A large placard reads: "You will not win. We stand together".
As well as the anger and sadness, father-of-one Mark Paxton says he sensed a nervousness among the morning commuters.
"I think in many ways people are now reflecting, and even pausing to consider their own personal safety," he said.
"I certainly felt that here today. No-one knows quite what to make of everything that's happened.
"There's a sense of people getting back to their lives now, because that's what we must do, but I think it's important to take a breath, take time to reflect.
"It makes you think about your own family too. I have a little boy who's six. I said to him earlier, 'I love you. You do know that, don't you?'."
German tourist Christoph Schmidt arrived in the city earlier as part of a two-part visit to Manchester and Liverpool.
He said it is hard to describe how it feels arriving in a city in shock.

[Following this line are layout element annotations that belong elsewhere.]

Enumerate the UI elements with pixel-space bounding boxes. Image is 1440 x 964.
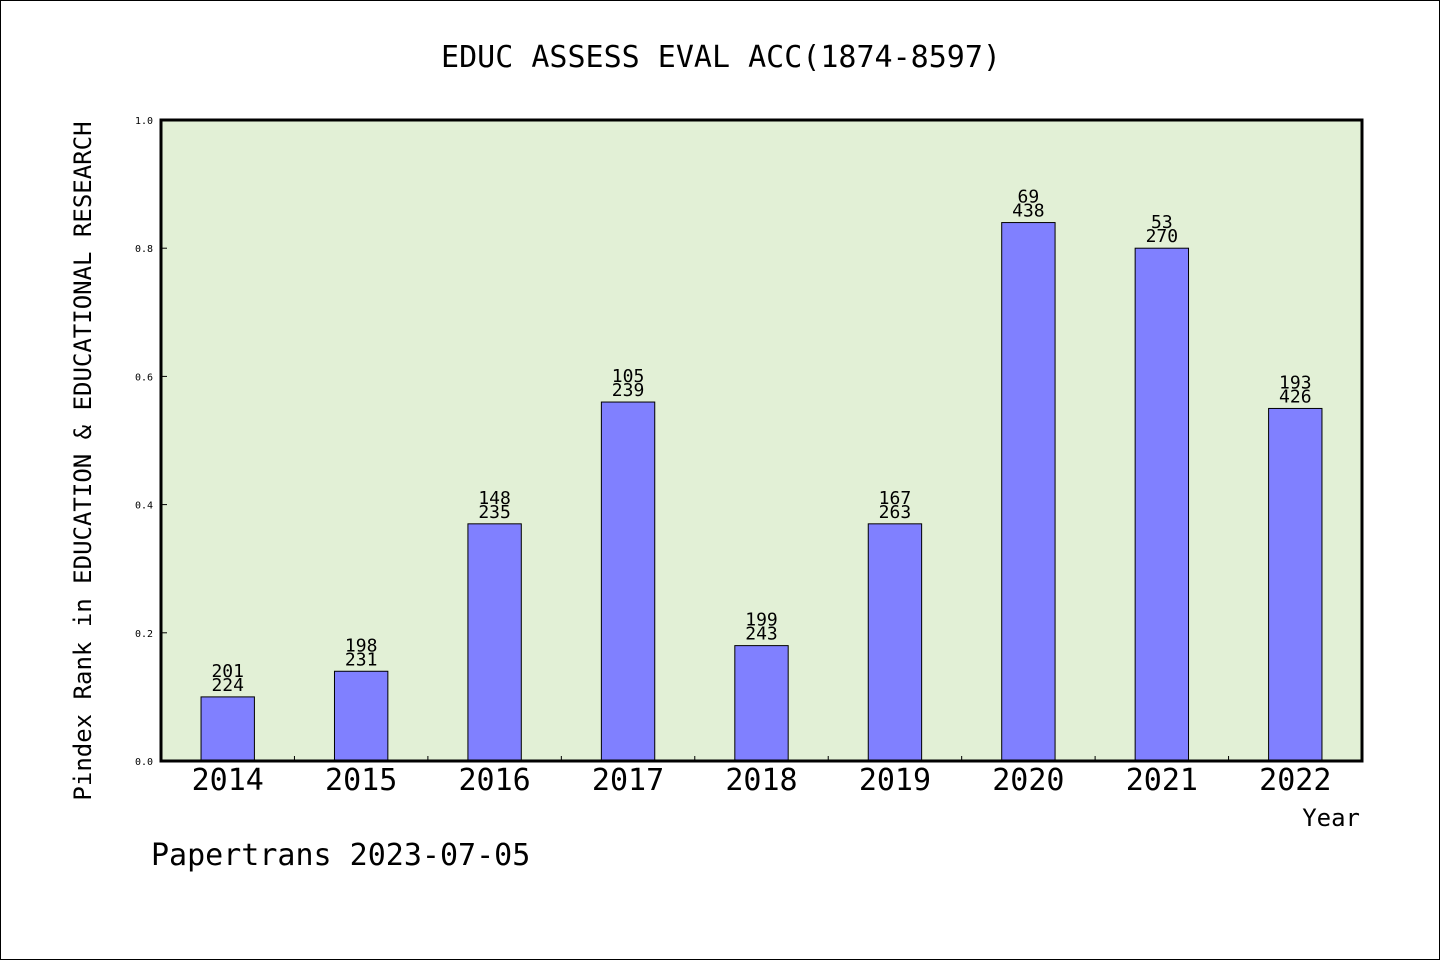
y-tick-label: 0.0 xyxy=(135,757,153,768)
x-axis-label: Year xyxy=(1302,804,1360,832)
x-tick-label: 2022 xyxy=(1259,763,1331,798)
bar-total-label: 438 xyxy=(1012,201,1045,222)
bar-total-label: 239 xyxy=(612,380,645,401)
x-tick-label: 2021 xyxy=(1126,763,1198,798)
chart-title: EDUC ASSESS EVAL ACC(1874-8597) xyxy=(441,40,1001,75)
y-axis-label: Pindex Rank in EDUCATION & EDUCATIONAL R… xyxy=(69,121,97,800)
footer-credit: Papertrans 2023-07-05 xyxy=(151,838,530,873)
bar-total-label: 235 xyxy=(478,502,511,523)
x-tick-label: 2016 xyxy=(458,763,530,798)
bar-rank-label: 167 xyxy=(879,488,912,509)
bar-2021 xyxy=(1134,247,1190,762)
x-tick-label: 2019 xyxy=(859,763,931,798)
y-tick-label: 0.2 xyxy=(135,629,153,640)
bar-total-label: 426 xyxy=(1279,386,1312,407)
bar-total-label: 243 xyxy=(745,624,778,645)
bar-2020 xyxy=(1001,222,1056,762)
bar-2016 xyxy=(467,523,522,762)
bar-total-label: 270 xyxy=(1146,226,1179,247)
y-tick-label: 0.4 xyxy=(135,501,153,512)
x-tick-label: 2018 xyxy=(725,763,797,798)
bar-rank-label: 201 xyxy=(211,661,244,682)
bar-rank-label: 198 xyxy=(345,635,378,656)
bar-total-label: 224 xyxy=(211,675,244,696)
y-tick-label: 1.0 xyxy=(135,116,153,127)
x-tick-label: 2017 xyxy=(592,763,664,798)
x-tick-label: 2014 xyxy=(192,763,264,798)
bar-2018 xyxy=(734,645,789,762)
bar-2022 xyxy=(1268,407,1323,762)
y-tick-label: 0.8 xyxy=(135,244,153,255)
plot-border xyxy=(159,118,1364,763)
bar-rank-label: 199 xyxy=(745,610,778,631)
bar-total-label: 263 xyxy=(879,502,912,523)
bar-rank-label: 193 xyxy=(1279,372,1312,393)
bar-rank-label: 53 xyxy=(1151,212,1173,233)
x-tick-label: 2015 xyxy=(325,763,397,798)
y-axis: 0.0 0.2 0.4 0.6 0.8 1.0 xyxy=(135,116,167,768)
bar-2014 xyxy=(200,696,255,762)
bar-rank-label: 69 xyxy=(1018,187,1040,208)
bar-rank-label: 105 xyxy=(612,366,645,387)
bar-total-label: 231 xyxy=(345,649,378,670)
y-tick-label: 0.6 xyxy=(135,372,153,383)
bar-rank-label: 148 xyxy=(478,488,511,509)
bar-2015 xyxy=(333,670,389,762)
x-tick-label: 2020 xyxy=(992,763,1064,798)
x-axis: 2014 2015 2016 2017 2018 2019 2020 2021 2022 xyxy=(160,756,1363,798)
bar-2019 xyxy=(867,523,923,762)
bar-2017 xyxy=(600,401,656,762)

"It's just unbelievable," he said.
"I have a small family and I love them very much, so that makes it even more hard to think about.
"I can see the aim of the Manchester people is to carry on living as normal, and that's the right thing to do."
Many people returning to work say they have been touched by the compassion and consideration shown by bosses and managers.
Mr Paxton, who has lived in and around the city since 2005 and works in advertising, said he was urged to work from home the day after the bombing.
"There have been lots of supportive emails going around, and lots of friendly conversations," he said.
"We have colleagues in London who've obviously been through this kind of thing before, so that's something too.
"I think people understand that it's important to take a breath."
Emma Wrigley, a 24-year-old PA from Chadderton, said people are "struggling to process" what's happened.
"It's just a funny feeling. It's so quiet around the city today. It's not normally like this. It's scary, really.
"It's a bit unreal. Obviously you think about [the chance of terror attack] but you never think it's going to happen near you."
Lucy Jefferies, of Ashton, said: "It's like nobody can understand. Nobody really knows what to think. But everybody is being really friendly and at the end of the day that's the best thing we can do."